Portland, OR –Bullseye Projects presents a group exhibition of works that blend printmaking and technology with kiln-glass, featuring Erin Dickson, Michelle Murillo, Jeffrey Sarmiento, and Kathryn Wightman. Hidden Narratives will be on view March 30 – June 18, 2016
Impermeable except by light, windows allow us to see the world outside or the world within. The stories on the other side of the glass unfold like silent movies; movement and stillness imply narrative. We are only privy to glimpses and beyond what is apparent are hidden histories, relationships, personal experience, and emotional stories. Artists Erin Dickson, Michelle Murillo, Jeffrey Sarmiento, and Kathryn Wightman create images on and with glass that draw on these hidden narratives, presenting works that push past the inherent shallowness of image into the murky space that gives meaning to the things we see.

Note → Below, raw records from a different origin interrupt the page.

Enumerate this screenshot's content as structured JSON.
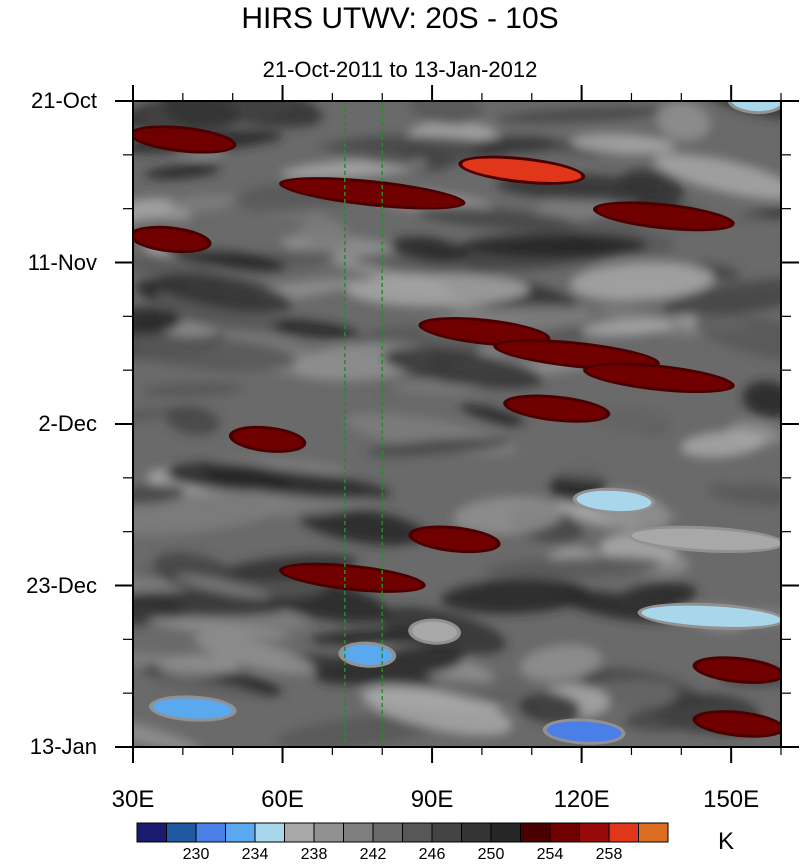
{
  "chart_data": {
    "type": "heatmap",
    "title": "HIRS UTWV: 20S - 10S",
    "subtitle": "21-Oct-2011 to 13-Jan-2012",
    "x_ticks": [
      {
        "value": 30,
        "label": "30E"
      },
      {
        "value": 60,
        "label": "60E"
      },
      {
        "value": 90,
        "label": "90E"
      },
      {
        "value": 120,
        "label": "120E"
      },
      {
        "value": 150,
        "label": "150E"
      }
    ],
    "y_ticks": [
      {
        "value": "2011-10-21",
        "label": "21-Oct"
      },
      {
        "value": "2011-11-11",
        "label": "11-Nov"
      },
      {
        "value": "2011-12-02",
        "label": "2-Dec"
      },
      {
        "value": "2011-12-23",
        "label": "23-Dec"
      },
      {
        "value": "2012-01-13",
        "label": "13-Jan"
      }
    ],
    "xlim": [
      30,
      160
    ],
    "ylim": [
      "2011-10-21",
      "2012-01-13"
    ],
    "reference_lines_x": [
      72.5,
      80
    ],
    "reference_line_color": "#2a8a2a",
    "colorbar": {
      "units": "K",
      "levels": [
        228,
        230,
        232,
        234,
        236,
        238,
        240,
        242,
        244,
        246,
        248,
        250,
        252,
        254,
        256,
        258
      ],
      "labeled_levels": [
        {
          "value": 230,
          "label": "230"
        },
        {
          "value": 234,
          "label": "234"
        },
        {
          "value": 238,
          "label": "238"
        },
        {
          "value": 242,
          "label": "242"
        },
        {
          "value": 246,
          "label": "246"
        },
        {
          "value": 250,
          "label": "250"
        },
        {
          "value": 254,
          "label": "254"
        },
        {
          "value": 258,
          "label": "258"
        }
      ],
      "colors": [
        "#1a1a6e",
        "#1f5aa0",
        "#4a7fe8",
        "#5aa8ee",
        "#a8d6ea",
        "#a8a8a8",
        "#919191",
        "#7e7e7e",
        "#6a6a6a",
        "#575757",
        "#444444",
        "#333333",
        "#262626",
        "#4a0000",
        "#700000",
        "#960a0a",
        "#e0361a",
        "#dc6e24"
      ]
    },
    "features": [
      {
        "date": "2011-10-26",
        "lon_min": 30,
        "lon_max": 50,
        "value": 254
      },
      {
        "date": "2011-10-30",
        "lon_min": 96,
        "lon_max": 120,
        "value": 258
      },
      {
        "date": "2011-11-02",
        "lon_min": 60,
        "lon_max": 96,
        "value": 254
      },
      {
        "date": "2011-11-05",
        "lon_min": 123,
        "lon_max": 150,
        "value": 254
      },
      {
        "date": "2011-11-08",
        "lon_min": 30,
        "lon_max": 45,
        "value": 254
      },
      {
        "date": "2011-11-20",
        "lon_min": 88,
        "lon_max": 113,
        "value": 254
      },
      {
        "date": "2011-11-23",
        "lon_min": 103,
        "lon_max": 135,
        "value": 254
      },
      {
        "date": "2011-11-26",
        "lon_min": 121,
        "lon_max": 150,
        "value": 254
      },
      {
        "date": "2011-11-30",
        "lon_min": 105,
        "lon_max": 125,
        "value": 254
      },
      {
        "date": "2011-12-04",
        "lon_min": 50,
        "lon_max": 64,
        "value": 254
      },
      {
        "date": "2011-12-17",
        "lon_min": 86,
        "lon_max": 103,
        "value": 254
      },
      {
        "date": "2011-12-22",
        "lon_min": 60,
        "lon_max": 88,
        "value": 254
      },
      {
        "date": "2011-12-12",
        "lon_min": 119,
        "lon_max": 134,
        "value": 234
      },
      {
        "date": "2011-12-17",
        "lon_min": 130,
        "lon_max": 160,
        "value": 236
      },
      {
        "date": "2011-12-27",
        "lon_min": 132,
        "lon_max": 160,
        "value": 234
      },
      {
        "date": "2011-12-29",
        "lon_min": 86,
        "lon_max": 95,
        "value": 236
      },
      {
        "date": "2012-01-01",
        "lon_min": 72,
        "lon_max": 82,
        "value": 232
      },
      {
        "date": "2012-01-08",
        "lon_min": 34,
        "lon_max": 50,
        "value": 232
      },
      {
        "date": "2012-01-11",
        "lon_min": 113,
        "lon_max": 128,
        "value": 230
      },
      {
        "date": "2012-01-03",
        "lon_min": 143,
        "lon_max": 160,
        "value": 254
      },
      {
        "date": "2012-01-10",
        "lon_min": 143,
        "lon_max": 160,
        "value": 254
      },
      {
        "date": "2011-10-21",
        "lon_min": 150,
        "lon_max": 160,
        "value": 234
      }
    ]
  }
}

Using intricately cut strips of glass, Erin Dickson recreates the exterior views from the homes in which she has lived. These commonplace scenes, removed from the context of the home, are a form of biography. Artist Michelle Murillo, during a 2015 residency at the Bullseye Resource Center Bay Area, created two bodies of work - Adrift and Waypoints – that attempt to reconcile her family’s documented history with the conflicting genetic history that was revealed through DNA testing. By incorporating her family’s reproduced and fabricated travel documents into glass installations Murillo says she has “created maps – both literal and metaphorical – of my shifting identity.” Similarly, New Zealand-based Kathryn Wightman draws on her family’s history for Stained (2015), using screen-printed glass powder to recreate a carpet from her grandmother’s home. In the work stains interrupt the pattern, chronicling the effects of human interaction on the objects we live with. Jeffrey Sarmiento is known for works that challenge our perception of things based on where we are and where we are from. Flutter (2015) conflates an Eyed Hawk-Moth with a common Blue Butterfly, creating a hybrid form that transforms as the viewer moves.